Roofstock, a website that lets investors find and purchase tenant-occupied single-family rental homes online, has taken a focused approach to the undertaking: It’s scoring neighborhoods based on their estimated risk level for real estate investors.
The Roofstock Neighborhood Rating assigns a score ranging from one through five to neighborhoods based criteria such as home values and educational attainment. Five denotes the lowest level of risk for single-family rental investors, while one denotes the highest.
The scores are designed to allow investors to make side-by-side comparisons between single-family rentals to identify opportunities that align with their risk tolerance.
Investors who visit Roofstock to shop for single-family rentals can view the scores on listings, along with information including current rent, estimated gross yield, estimated appreciation and a home inspection.
Rather than applying to ZIP codes or cities, the scores are assigned to census tracts — which typically cover around 1,500 homes, “providing investors with an added layer of localized insight when measuring the risk vs. reward trade-off,” Roofstock said in a press release.
Scores are based on dozens of factors, including home values, income levels, employment rates, educational rates, educational attainment, percent of owner-occupied homes and school district ratings.
Neighborhoods with a five-star rating would boast very high employment and above-average income levels and school ratings, along with relatively expensive homes that are mostly owner-occupied.
The takeaway is intuitive: Basically, the more affluent an area is, the less risky it is to invest there.
But the ratings won’t necessarily encourage investors to pour cash into Beverly Hills and Greenwich.
Low risk usually means low returns.
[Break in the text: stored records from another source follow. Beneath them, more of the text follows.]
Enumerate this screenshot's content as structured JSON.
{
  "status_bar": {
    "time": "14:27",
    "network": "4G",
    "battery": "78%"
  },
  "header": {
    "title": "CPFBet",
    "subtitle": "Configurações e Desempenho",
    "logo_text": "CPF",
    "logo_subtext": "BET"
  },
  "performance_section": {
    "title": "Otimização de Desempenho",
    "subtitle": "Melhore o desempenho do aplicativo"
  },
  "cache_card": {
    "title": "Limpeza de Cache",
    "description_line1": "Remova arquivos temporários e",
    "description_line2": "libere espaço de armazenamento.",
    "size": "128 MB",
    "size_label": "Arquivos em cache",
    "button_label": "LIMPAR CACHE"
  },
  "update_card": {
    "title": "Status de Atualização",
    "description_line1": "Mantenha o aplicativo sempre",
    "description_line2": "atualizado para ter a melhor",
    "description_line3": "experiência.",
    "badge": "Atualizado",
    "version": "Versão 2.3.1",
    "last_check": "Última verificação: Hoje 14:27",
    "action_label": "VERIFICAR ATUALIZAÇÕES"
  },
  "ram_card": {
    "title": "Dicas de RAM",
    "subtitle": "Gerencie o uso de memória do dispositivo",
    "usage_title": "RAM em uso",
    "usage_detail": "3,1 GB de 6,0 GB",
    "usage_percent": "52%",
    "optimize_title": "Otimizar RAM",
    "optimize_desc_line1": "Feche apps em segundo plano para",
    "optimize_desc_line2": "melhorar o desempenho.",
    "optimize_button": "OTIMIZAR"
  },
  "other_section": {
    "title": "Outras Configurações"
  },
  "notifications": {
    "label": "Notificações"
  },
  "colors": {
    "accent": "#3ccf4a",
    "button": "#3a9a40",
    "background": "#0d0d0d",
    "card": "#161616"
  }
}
Many investors are looking for a sweet spot and are willing take on significant risk for the potential to generate high returns.
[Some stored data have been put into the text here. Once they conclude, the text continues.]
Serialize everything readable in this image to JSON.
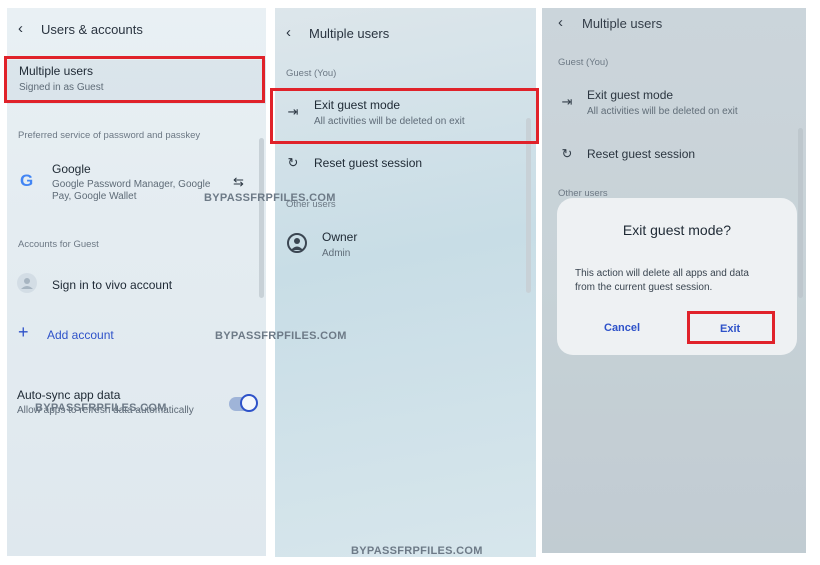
{
  "panel1": {
    "header": {
      "back_icon": "chevron-left-icon",
      "title": "Users & accounts"
    },
    "multiple_users": {
      "title": "Multiple users",
      "subtitle": "Signed in as Guest"
    },
    "password_section": "Preferred service of password and passkey",
    "google": {
      "icon": "google-logo-icon",
      "title": "Google",
      "subtitle_line1": "Google Password Manager, Google",
      "subtitle_line2": "Pay, Google Wallet",
      "swap_icon": "swap-arrows-icon"
    },
    "accounts_section": "Accounts for Guest",
    "sign_in": {
      "icon": "account-icon",
      "label": "Sign in to vivo account"
    },
    "add_account": {
      "icon": "plus-icon",
      "label": "Add account"
    },
    "auto_sync": {
      "title": "Auto-sync app data",
      "subtitle": "Allow apps to refresh data automatically",
      "enabled": true
    }
  },
  "panel2": {
    "header": {
      "back_icon": "chevron-left-icon",
      "title": "Multiple users"
    },
    "guest_section": "Guest (You)",
    "exit_guest": {
      "icon": "exit-icon",
      "title": "Exit guest mode",
      "subtitle": "All activities will be deleted on exit"
    },
    "reset_guest": {
      "icon": "reset-icon",
      "title": "Reset guest session"
    },
    "other_users_section": "Other users",
    "owner": {
      "icon": "account-circle-icon",
      "title": "Owner",
      "subtitle": "Admin"
    }
  },
  "panel3": {
    "header": {
      "back_icon": "chevron-left-icon",
      "title": "Multiple users"
    },
    "guest_section": "Guest (You)",
    "exit_guest": {
      "icon": "exit-icon",
      "title": "Exit guest mode",
      "subtitle": "All activities will be deleted on exit"
    },
    "reset_guest": {
      "icon": "reset-icon",
      "title": "Reset guest session"
    },
    "other_users_section": "Other users",
    "dialog": {
      "title": "Exit guest mode?",
      "message_line1": "This action will delete all apps and data",
      "message_line2": "from the current guest session.",
      "cancel_label": "Cancel",
      "exit_label": "Exit"
    }
  },
  "watermarks": [
    "BYPASSFRPFILES.COM",
    "BYPASSFRPFILES.COM",
    "BYPASSFRPFILES.COM",
    "BYPASSFRPFILES.COM"
  ],
  "colors": {
    "highlight": "#e0222a",
    "accent_blue": "#2e52c9",
    "dialog_bg": "#eef1f3"
  }
}
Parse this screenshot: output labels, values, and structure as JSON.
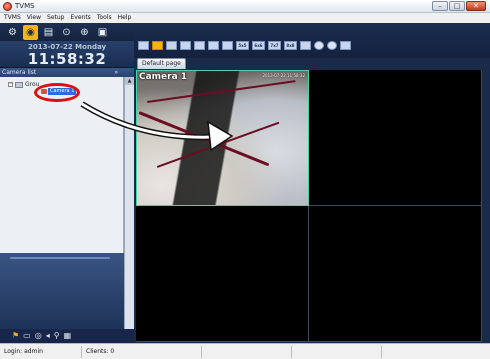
{
  "window": {
    "title": "TVMS",
    "controls": [
      "–",
      "□",
      "✕"
    ]
  },
  "menu": [
    "TVMS",
    "View",
    "Setup",
    "Events",
    "Tools",
    "Help"
  ],
  "toolbar": {
    "icons": [
      "gear-icon",
      "monitor-icon",
      "film-icon",
      "play-icon",
      "globe-icon",
      "document-icon"
    ],
    "active_index": 1
  },
  "clock": {
    "date": "2013-07-22 Monday",
    "time": "11:58:32"
  },
  "layouts": {
    "text_buttons": [
      "5x5",
      "6x6",
      "7x7",
      "8x8"
    ]
  },
  "camera_list": {
    "title": "Camera list",
    "collapse": "»",
    "root_label": "Grou",
    "camera_label": "Camera 1"
  },
  "page_tab": "Default page",
  "video": {
    "camera_name": "Camera 1",
    "timestamp": "2013-07-22 11:58:32"
  },
  "bottom_tools": [
    "tree-icon",
    "monitor-icon",
    "disc-icon",
    "speaker-icon",
    "zoom-icon",
    "grid-icon"
  ],
  "status": {
    "login": "Login: admin",
    "clients": "Clients: 0"
  },
  "colors": {
    "accent": "#f2b418",
    "panel": "#1a2b4a",
    "annotation": "#e10d0d"
  }
}
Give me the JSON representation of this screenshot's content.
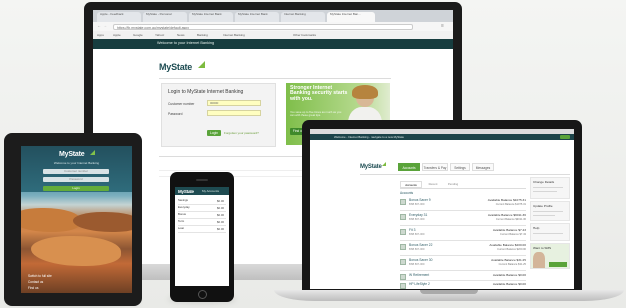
{
  "imac": {
    "tabs": [
      "Apple - Feedback",
      "MyState - Personal",
      "MyState Internet Bank",
      "MyState Internet Bank",
      "Internet Banking",
      "MyState Internet Ban..."
    ],
    "url": "https://ib.mystate.com.au/mystate/default.aspx",
    "bookmarks": [
      "Apps",
      "Apple",
      "Google",
      "Yahoo!",
      "News",
      "Banking",
      "Internet Banking",
      "Other bookmarks"
    ],
    "topbar_text": "Welcome to your Internet Banking",
    "logo": "MyState",
    "login": {
      "title": "Login to MyState Internet Banking",
      "customer_number_label": "Customer number",
      "customer_number_value": "00000",
      "password_label": "Password",
      "login_button": "Login",
      "forgot_link": "Forgotten your password?"
    },
    "promo": {
      "headline": "Stronger Internet Banking security starts with you.",
      "subtext": "You save up to five times as much as you can with these great tips.",
      "button": "Find out more"
    }
  },
  "ipad": {
    "logo": "MyState",
    "tagline": "Welcome to your Internet Banking",
    "customer_placeholder": "Customer number",
    "password_placeholder": "Password",
    "login_button": "Login",
    "footer_links": [
      "Switch to full site",
      "Contact us",
      "Find us"
    ]
  },
  "iphone": {
    "logo": "MyState",
    "header": "My Accounts",
    "rows": [
      {
        "name": "Savings",
        "value": "$0.00"
      },
      {
        "name": "Everyday",
        "value": "$0.00"
      },
      {
        "name": "Bonus",
        "value": "$0.00"
      },
      {
        "name": "Term",
        "value": "$0.00"
      },
      {
        "name": "Loan",
        "value": "$0.00"
      }
    ]
  },
  "macbook": {
    "notice": "Welcome - Internet Banking - navigate to a new MyState",
    "logo": "MyState",
    "nav_tabs": [
      "Accounts",
      "Transfers & Pay",
      "Settings",
      "Messages"
    ],
    "subtabs": [
      "Accounts",
      "Recent",
      "Pending"
    ],
    "section_title": "Accounts",
    "accounts": [
      {
        "name": "Bonus Saver 9",
        "sub": "BSB 807-009",
        "bal": "Available Balance $1075.31",
        "bal2": "Current Balance $1075.31"
      },
      {
        "name": "Everyday 31",
        "sub": "BSB 807-009",
        "bal": "Available Balance $9011.36",
        "bal2": "Current Balance $9011.36"
      },
      {
        "name": "Fit 3",
        "sub": "BSB 807-009",
        "bal": "Available Balance $7.43",
        "bal2": "Current Balance $7.43"
      },
      {
        "name": "Bonus Saver 22",
        "sub": "BSB 807-009",
        "bal": "Available Balance $200.00",
        "bal2": "Current Balance $200.00"
      },
      {
        "name": "Bonus Saver 30",
        "sub": "BSB 807-009",
        "bal": "Available Balance $31.25",
        "bal2": "Current Balance $31.25"
      },
      {
        "name": "W Retirement",
        "sub": "BSB 807-009",
        "bal": "Available Balance $0.00",
        "bal2": "Current Balance $0.00"
      },
      {
        "name": "HP LifeStyle 2",
        "sub": "BSB 807-009",
        "bal": "Available Balance $0.00",
        "bal2": "Current Balance $0.00"
      }
    ],
    "side_cards": [
      "Change Details",
      "Update Profile",
      "Help",
      "Want to SMS"
    ]
  }
}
Communities with two, three and four ratings may appeal more to many investors than their top-rated rated counterparts.
Other sites that provide neighborhood ratings include Niche, whose grades center around quality-of-life measures, and NeighborhoodScout, which provides investment opportunity and security ratings.
Some fair housing advocates worry that mixing ratings into property search tools can have an adverse impact on communities with high concentrations of minorities. This may be part of why Zillow Group and realtor.com recently wiped traffic-light color coding from their school ratings.